На углах улиц в этом квартале, иногда снабженных скамьями и сквериками, случается услышать разные истории. Неподалеку обитает сухопарая и милая Элиза, разговорившись с которой, можно узнать, что она живет на два дома (второй в Париже). Элиза полька и цитирует Чеслава Милоша, высказывая сведенборговскую мысль, что в аду часто можно оказаться в реальности, что для этого не надо покидать этот мир, а, случается, что только шаг за порог или невидимую ограду отделяет нас от преисподней. И тут же Элиза добавляет, что стихи — это все что она способна вымолвить по-польски, ибо старается не говорить на родном языке, поскольку когда-то получила травму, из-за которой она отринула родную речь и приняла иудаизм; так же поступили ее родная сестра и племянница, изучающая теперь политику в Еврейском университете. «Польские гены, — грустно говорит Элиза по-английски, — единственные в мире гены, которые переносят антисемитизм на молекулярном уровне».

«И в то же время, —добавляет она, — нигде так, как в Польше, в которой во время войны было уничтожено почти все еврейство, не было столько героев, спасавших евреев от нацистов».
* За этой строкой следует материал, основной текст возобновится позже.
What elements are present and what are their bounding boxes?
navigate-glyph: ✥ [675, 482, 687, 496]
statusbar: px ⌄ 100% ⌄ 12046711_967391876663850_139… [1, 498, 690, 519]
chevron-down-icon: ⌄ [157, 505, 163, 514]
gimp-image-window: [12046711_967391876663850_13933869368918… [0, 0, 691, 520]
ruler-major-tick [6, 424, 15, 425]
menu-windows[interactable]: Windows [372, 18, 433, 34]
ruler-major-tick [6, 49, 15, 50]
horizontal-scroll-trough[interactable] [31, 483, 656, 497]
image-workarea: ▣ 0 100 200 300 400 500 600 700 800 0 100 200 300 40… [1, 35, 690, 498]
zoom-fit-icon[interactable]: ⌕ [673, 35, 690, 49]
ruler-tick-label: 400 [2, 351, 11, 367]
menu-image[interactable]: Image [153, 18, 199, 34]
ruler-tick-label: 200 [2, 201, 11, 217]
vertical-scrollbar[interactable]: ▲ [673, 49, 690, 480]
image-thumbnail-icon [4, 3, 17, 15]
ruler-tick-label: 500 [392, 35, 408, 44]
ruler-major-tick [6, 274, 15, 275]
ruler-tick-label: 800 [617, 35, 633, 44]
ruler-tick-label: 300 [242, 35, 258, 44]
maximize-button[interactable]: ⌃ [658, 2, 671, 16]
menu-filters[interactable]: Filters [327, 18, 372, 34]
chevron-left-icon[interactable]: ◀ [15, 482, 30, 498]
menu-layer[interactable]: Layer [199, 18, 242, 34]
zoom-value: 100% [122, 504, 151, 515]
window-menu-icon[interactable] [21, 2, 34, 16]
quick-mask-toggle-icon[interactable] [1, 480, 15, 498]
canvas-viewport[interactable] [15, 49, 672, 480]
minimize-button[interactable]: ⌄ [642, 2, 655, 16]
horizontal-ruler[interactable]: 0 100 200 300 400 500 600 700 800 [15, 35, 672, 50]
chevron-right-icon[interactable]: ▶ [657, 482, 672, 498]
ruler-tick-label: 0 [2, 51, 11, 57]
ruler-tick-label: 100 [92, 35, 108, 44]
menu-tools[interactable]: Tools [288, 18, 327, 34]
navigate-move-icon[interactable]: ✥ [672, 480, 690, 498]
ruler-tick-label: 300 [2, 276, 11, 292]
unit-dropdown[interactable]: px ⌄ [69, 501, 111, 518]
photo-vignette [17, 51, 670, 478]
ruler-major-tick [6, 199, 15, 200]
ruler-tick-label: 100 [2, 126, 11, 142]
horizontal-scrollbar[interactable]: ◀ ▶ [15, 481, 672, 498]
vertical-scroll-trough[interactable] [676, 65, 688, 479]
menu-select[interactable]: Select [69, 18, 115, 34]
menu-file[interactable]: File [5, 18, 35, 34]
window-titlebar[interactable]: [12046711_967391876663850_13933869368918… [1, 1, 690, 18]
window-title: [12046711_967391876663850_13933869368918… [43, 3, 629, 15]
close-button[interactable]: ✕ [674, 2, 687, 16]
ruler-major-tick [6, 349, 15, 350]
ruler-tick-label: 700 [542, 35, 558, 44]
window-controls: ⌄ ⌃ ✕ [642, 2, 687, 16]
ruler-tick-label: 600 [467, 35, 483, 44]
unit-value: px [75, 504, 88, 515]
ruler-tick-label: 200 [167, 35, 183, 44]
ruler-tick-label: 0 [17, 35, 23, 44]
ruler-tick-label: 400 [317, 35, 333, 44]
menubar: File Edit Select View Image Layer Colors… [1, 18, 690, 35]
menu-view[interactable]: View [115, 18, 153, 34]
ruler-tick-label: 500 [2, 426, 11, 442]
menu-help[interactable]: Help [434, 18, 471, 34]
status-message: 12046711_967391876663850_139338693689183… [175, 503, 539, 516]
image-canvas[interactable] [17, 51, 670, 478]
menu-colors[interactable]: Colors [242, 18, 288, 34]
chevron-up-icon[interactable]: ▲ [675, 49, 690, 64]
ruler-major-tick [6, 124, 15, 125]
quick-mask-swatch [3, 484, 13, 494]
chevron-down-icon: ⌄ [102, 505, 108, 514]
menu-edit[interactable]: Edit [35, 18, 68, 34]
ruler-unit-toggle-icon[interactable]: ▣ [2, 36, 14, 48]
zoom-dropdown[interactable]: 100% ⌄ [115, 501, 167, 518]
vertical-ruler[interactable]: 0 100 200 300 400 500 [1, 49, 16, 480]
Разумеется, думаю я про себя, вспоминая бабку своего приятеля, рижскую полячку, нежно любившую своих внуков, но неизменно звавшую их «жиденятами»… Разумеется, все это говорит только о том, что любовь и ненависть — кровно родственные вещи. Пример Каина и Авеля говорит нам, что, по сути, ненависть есть острая нехватка любви. Объект, испытуемый любовью, с необходимостью испытывается и ненавистью.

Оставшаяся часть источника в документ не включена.